C Instituto de Ecorregiones Andinas (INECOA), Consejo Nacional de Investigaciones Científicas y Técnicas (CONICET), Universidad Nacional de Jujuy (UNJu), Avenida Bolivia 1239, CP, 4600, San Salvador de Jujuy, Jujuy, Argentina.
D Corresponding author. Email: ignacioferro@gmail.com
Australian Systematic Botany 30(6) 485-494 https://doi.org/10.1071/SB16055
Submitted: 30 November 2016 Accepted: 24 July 2017 Published: 31 January 2018
Abstract
Biogeographical transition zones are areas of a complex biotic mixture located at the borders between biogeographical units. Climatic, physical and ecological factors should play an important role in allowing coexistence of different biotic elements in the transition zone.
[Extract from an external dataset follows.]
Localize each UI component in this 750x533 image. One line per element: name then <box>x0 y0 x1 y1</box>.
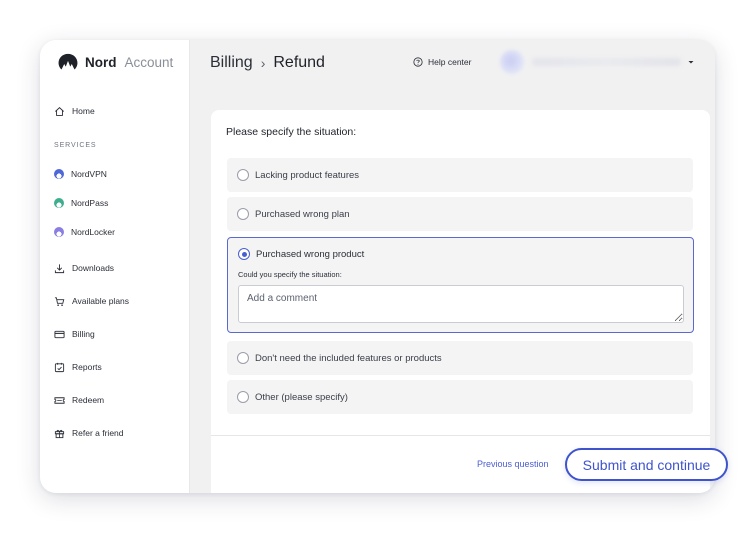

Here, we explore the relationship between environmental factors and biogeographical transition zones, defined by Neotropical mammal distributions, by a model selection approach based on the Akaike information criterion and accounting for the spatial structure in the data. We detected three areas of high overlap between mammalian areas of endemism. Two of them corresponded to the well-established regional-level transition zones, namely Mexican (MTZ) and South American (SATZ) transition zones; the third was one located in south-eastern Brazil, approximately between the Paraná and Chacoan dominion that we call The Atlantic Forest integration zone (AF). Only one explicative variable was shared by the three transitions zones (precipitation of the warmest quarter). However, shared variables with great explanatory power indicated two environmental aspects as facilitators for the coexistence of different biotic components in a given geographical area. The first one was the heterogeneity component, either topographic for the SATZ and MTZ or climatic for the AF. The second one was related non-extreme thermal conditions: precipitation of the warmest quarter, interpreted as a thermal buffer, shared by AF and SATZ, and isothermality shared by MTZ and SATZ.